In this first installment, I look at the sampler CD from CMJ New Music Monthly, which, curiously, isn’t a publication that you can subscribe to through Amazon.com. I’ve been a subscriber for about six years now. It’s apparently “…the first consumer magazine to include a bound-in CD sampler.” Without a doubt, the magazine covers mostly lesser-known artists, and they are to be applauded for giving exposure to some of the freshest performers in the indie and college radio world.
CMJ New Music Monthly Volume 130
VOLUME 130: ON THE CD
01. • SAGE FRANCIS “Dance Monkey” from A Healthy Distrust (Epitaph Records)
02. • KINGS OF LEON “The Bucket” from Aha Shake Heartbreak (RCA Records)
03. • GRATITUDE “Drive Away” from Gratitude (Velvet Hammer-Atlantic Records)
04. • …AND YOU WILL KNOW US BY THE TRAIL OF DEAD “And The Rest Will Follow” from Worlds Apart (Interscope Records)
05. • ANI DIFRANCO “Manhole” from Knuckle Down (Righteous Records)
06. • DALEK “Culture For Dollars” from Absence (Ipecac Records)
07. • THE GOLDEN REPUBLIC “You Almost Had It” from The Golden Republic (Astralwerks Records)
08. • KASABIAN “Clubfoot” from Kasabian (RCA Records)
09. • BRANDTSON “King Of Pain” from Policia: A Tribute To The Police (The Militia Group)
11. • HIDDEN IN PLAIN VIEW “Bleed For You” from Life In Dreaming (Drive Thru Records)
12. • CHARACTER “Die In A Woman’s Lap” from We Also Create False Promises (Ficticious Records)
13. • LOVEDRUG “Blackout” from Pretend You’re Alive (The Militia Group)
14. • SNMNMNM “My Defense” from As Best We Can (Unschooled Records)
15. • RED MONROE “Sin City Serenade” from Meeting On A Train (3 Concentric Records)
16. • MOMMY AND DADDY “Confection” from Fighting Style Killer Panda (Kanine Recoreds)
These are the tracks that made an impression on me.
“The Bucket” by Kings of Leon.
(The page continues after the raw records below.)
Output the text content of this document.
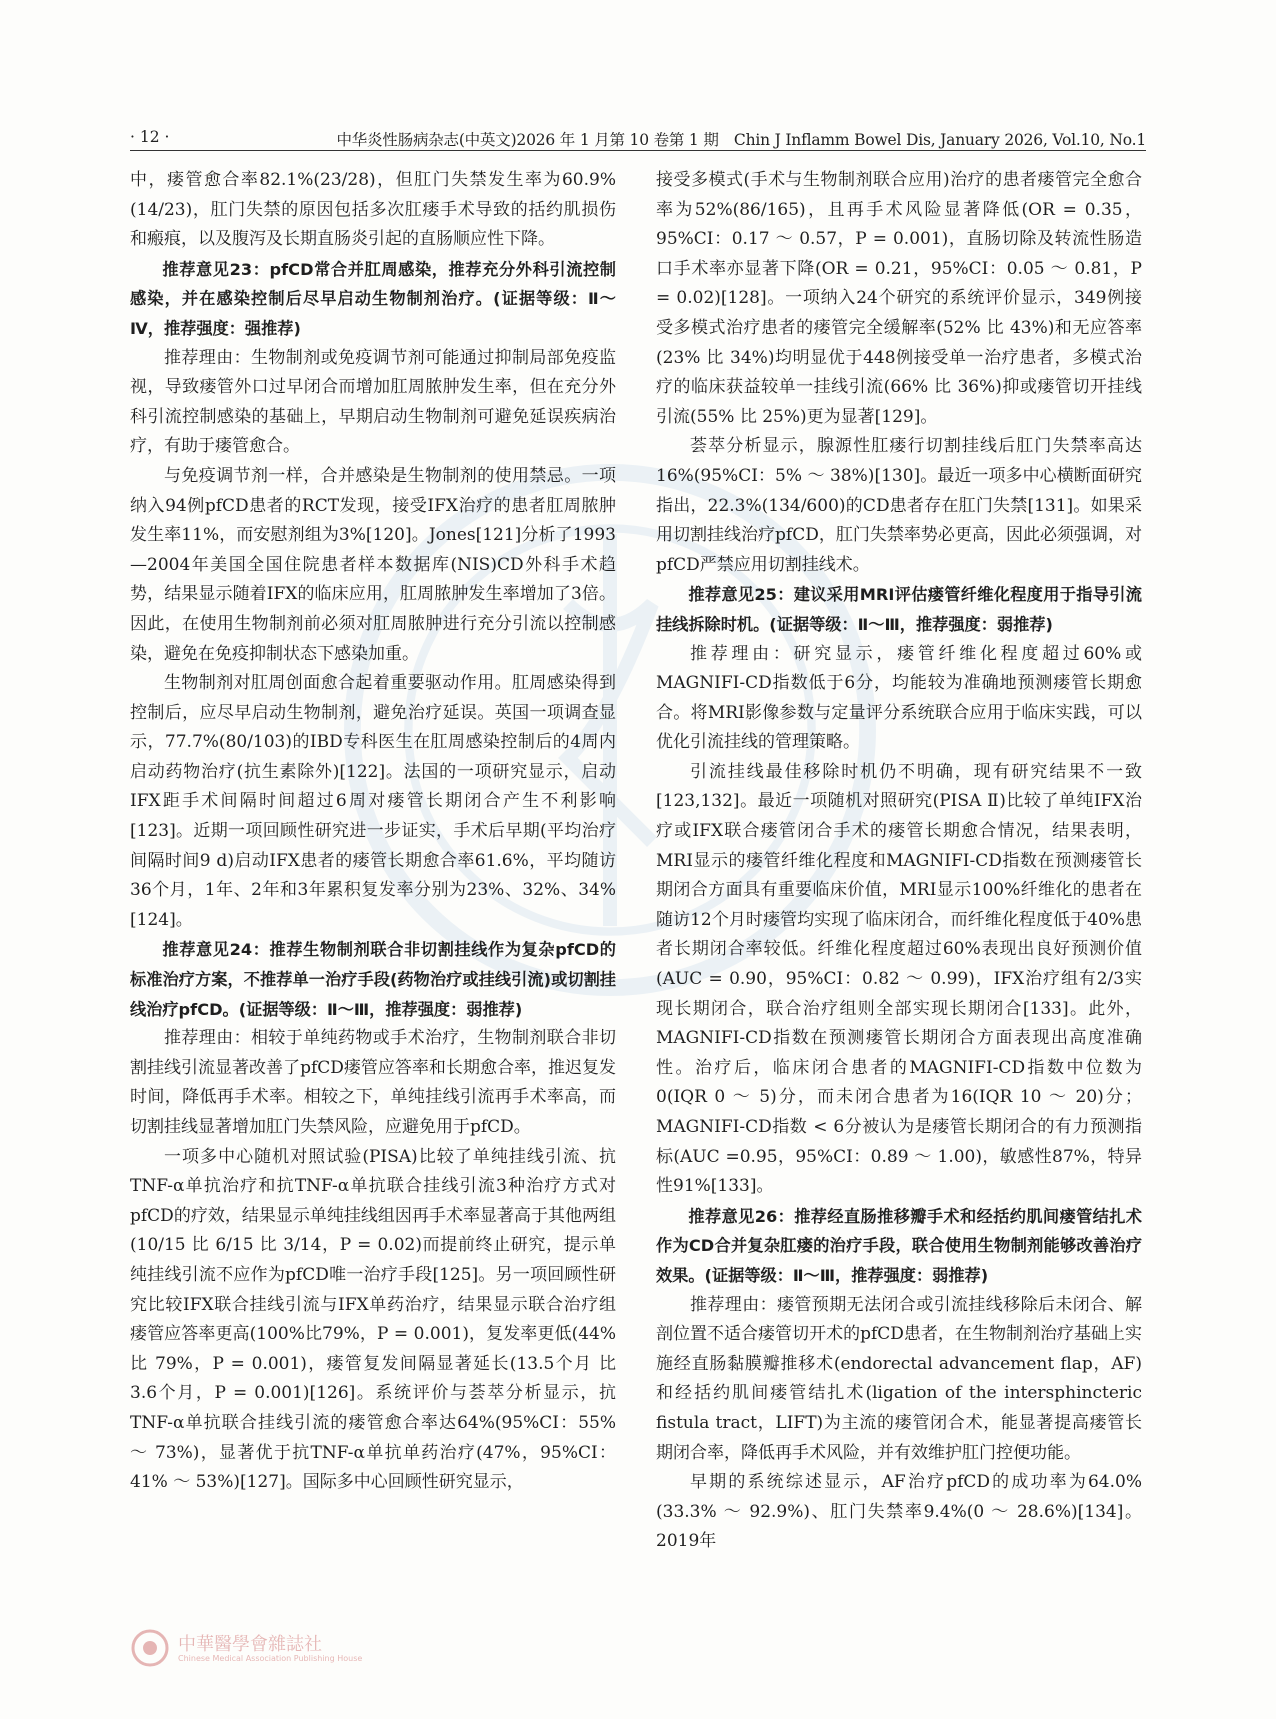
· 12 ·	中华炎性肠病杂志(中英文)2026 年 1 月第 10 卷第 1 期　Chin J Inflamm Bowel Dis, January 2026, Vol.10, No.1

中，瘘管愈合率82.1%(23/28)，但肛门失禁发生率为60.9%(14/23)，肛门失禁的原因包括多次肛瘘手术导致的括约肌损伤和瘢痕，以及腹泻及长期直肠炎引起的直肠顺应性下降。

推荐意见23：pfCD常合并肛周感染，推荐充分外科引流控制感染，并在感染控制后尽早启动生物制剂治疗。(证据等级：Ⅱ～Ⅳ，推荐强度：强推荐)

推荐理由：生物制剂或免疫调节剂可能通过抑制局部免疫监视，导致瘘管外口过早闭合而增加肛周脓肿发生率，但在充分外科引流控制感染的基础上，早期启动生物制剂可避免延误疾病治疗，有助于瘘管愈合。

与免疫调节剂一样，合并感染是生物制剂的使用禁忌。一项纳入94例pfCD患者的RCT发现，接受IFX治疗的患者肛周脓肿发生率11%，而安慰剂组为3%[120]。Jones[121]分析了1993—2004年美国全国住院患者样本数据库(NIS)CD外科手术趋势，结果显示随着IFX的临床应用，肛周脓肿发生率增加了3倍。因此，在使用生物制剂前必须对肛周脓肿进行充分引流以控制感染，避免在免疫抑制状态下感染加重。

生物制剂对肛周创面愈合起着重要驱动作用。肛周感染得到控制后，应尽早启动生物制剂，避免治疗延误。英国一项调查显示，77.7%(80/103)的IBD专科医生在肛周感染控制后的4周内启动药物治疗(抗生素除外)[122]。法国的一项研究显示，启动IFX距手术间隔时间超过6周对瘘管长期闭合产生不利影响[123]。近期一项回顾性研究进一步证实，手术后早期(平均治疗间隔时间9 d)启动IFX患者的瘘管长期愈合率61.6%，平均随访36个月，1年、2年和3年累积复发率分别为23%、32%、34%[124]。

推荐意见24：推荐生物制剂联合非切割挂线作为复杂pfCD的标准治疗方案，不推荐单一治疗手段(药物治疗或挂线引流)或切割挂线治疗pfCD。(证据等级：Ⅱ～Ⅲ，推荐强度：弱推荐)

推荐理由：相较于单纯药物或手术治疗，生物制剂联合非切割挂线引流显著改善了pfCD瘘管应答率和长期愈合率，推迟复发时间，降低再手术率。相较之下，单纯挂线引流再手术率高，而切割挂线显著增加肛门失禁风险，应避免用于pfCD。

一项多中心随机对照试验(PISA)比较了单纯挂线引流、抗TNF-α单抗治疗和抗TNF-α单抗联合挂线引流3种治疗方式对pfCD的疗效，结果显示单纯挂线组因再手术率显著高于其他两组(10/15 比 6/15 比 3/14，P = 0.02)而提前终止研究，提示单纯挂线引流不应作为pfCD唯一治疗手段[125]。另一项回顾性研究比较IFX联合挂线引流与IFX单药治疗，结果显示联合治疗组瘘管应答率更高(100%比79%，P = 0.001)，复发率更低(44% 比 79%，P = 0.001)，瘘管复发间隔显著延长(13.5个月 比 3.6个月，P = 0.001)[126]。系统评价与荟萃分析显示，抗TNF-α单抗联合挂线引流的瘘管愈合率达64%(95%CI：55% ～ 73%)，显著优于抗TNF-α单抗单药治疗(47%，95%CI：41% ～ 53%)[127]。国际多中心回顾性研究显示，

接受多模式(手术与生物制剂联合应用)治疗的患者瘘管完全愈合率为52%(86/165)，且再手术风险显著降低(OR = 0.35，95%CI：0.17 ～ 0.57，P = 0.001)，直肠切除及转流性肠造口手术率亦显著下降(OR = 0.21，95%CI：0.05 ～ 0.81，P = 0.02)[128]。一项纳入24个研究的系统评价显示，349例接受多模式治疗患者的瘘管完全缓解率(52% 比 43%)和无应答率(23% 比 34%)均明显优于448例接受单一治疗患者，多模式治疗的临床获益较单一挂线引流(66% 比 36%)抑或瘘管切开挂线引流(55% 比 25%)更为显著[129]。

荟萃分析显示，腺源性肛瘘行切割挂线后肛门失禁率高达16%(95%CI：5% ～ 38%)[130]。最近一项多中心横断面研究指出，22.3%(134/600)的CD患者存在肛门失禁[131]。如果采用切割挂线治疗pfCD，肛门失禁率势必更高，因此必须强调，对pfCD严禁应用切割挂线术。

推荐意见25：建议采用MRI评估瘘管纤维化程度用于指导引流挂线拆除时机。(证据等级：Ⅱ～Ⅲ，推荐强度：弱推荐)

推荐理由：研究显示，瘘管纤维化程度超过60%或MAGNIFI-CD指数低于6分，均能较为准确地预测瘘管长期愈合。将MRI影像参数与定量评分系统联合应用于临床实践，可以优化引流挂线的管理策略。

引流挂线最佳移除时机仍不明确，现有研究结果不一致[123,132]。最近一项随机对照研究(PISA Ⅱ)比较了单纯IFX治疗或IFX联合瘘管闭合手术的瘘管长期愈合情况，结果表明，MRI显示的瘘管纤维化程度和MAGNIFI-CD指数在预测瘘管长期闭合方面具有重要临床价值，MRI显示100%纤维化的患者在随访12个月时瘘管均实现了临床闭合，而纤维化程度低于40%患者长期闭合率较低。纤维化程度超过60%表现出良好预测价值(AUC = 0.90，95%CI：0.82 ～ 0.99)，IFX治疗组有2/3实现长期闭合，联合治疗组则全部实现长期闭合[133]。此外，MAGNIFI-CD指数在预测瘘管长期闭合方面表现出高度准确性。治疗后，临床闭合患者的MAGNIFI-CD指数中位数为0(IQR 0 ～ 5)分，而未闭合患者为16(IQR 10 ～ 20)分；MAGNIFI-CD指数 < 6分被认为是瘘管长期闭合的有力预测指标(AUC =0.95，95%CI：0.89 ～ 1.00)，敏感性87%，特异性91%[133]。

推荐意见26：推荐经直肠推移瓣手术和经括约肌间瘘管结扎术作为CD合并复杂肛瘘的治疗手段，联合使用生物制剂能够改善治疗效果。(证据等级：Ⅱ～Ⅲ，推荐强度：弱推荐)

推荐理由：瘘管预期无法闭合或引流挂线移除后未闭合、解剖位置不适合瘘管切开术的pfCD患者，在生物制剂治疗基础上实施经直肠黏膜瓣推移术(endorectal advancement flap，AF)和经括约肌间瘘管结扎术(ligation of the intersphincteric fistula tract，LIFT)为主流的瘘管闭合术，能显著提高瘘管长期闭合率，降低再手术风险，并有效维护肛门控便功能。

早期的系统综述显示，AF治疗pfCD的成功率为64.0%(33.3% ～ 92.9%)、肛门失禁率9.4%(0 ～ 28.6%)[134]。2019年

中華醫學會雜誌社
Chinese Medical Association Publishing House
Bright and poppy with enough roughness to still have some indie cred. Touted by some as the southern Strokes. Read El Bicho’s Blogcritics review of Aha Shake Heartbreak.
“Drive Away” by Gratitude. The song is catchy indie rock but doesn’t sound all that distinctive. Still, well worth listening to. Craig Lyndall’s Blogcritics review is worth reading.
“And The Rest Will Follow” by …And You Will Know Us By The Trail Of Dead… – the craft in the songwriting is quickly apparent as the songs weaves teriffic melodies with the sheen-less indie sound and vocals. Not as raw and heavy as previous efforts. Are they evolving or selling out? The song absolutely begs more listens. Their 2002 album Source Tags and Codes is a much-celebrated gem.
“Culture For Dollars” by Dalek. Industrial, clanky opening, hip-hop beats, brooding, atmospheric sound. Droning, bleak, but captivating sound from an innovator.
“Clubfoot” by Kasabian. Explosive sounding indie rock with a more commercial beat. Intriguing sound, more dark than fun. Reminds me more of Black Rebel Motorcycle Club than anything else.
“I Close My Eyes” by Shivaree. Torchy, twangy and jazzy. Not an obvious hit but a fine mid-tempo listen.
“Bleed For You” by Hidden in Plain View. This song, inspired by two women who were rape victims and friends of the band, packs a lot of emotion and displays fine chops, but it also sounds indistinguishable from so many other bands indie rock bands.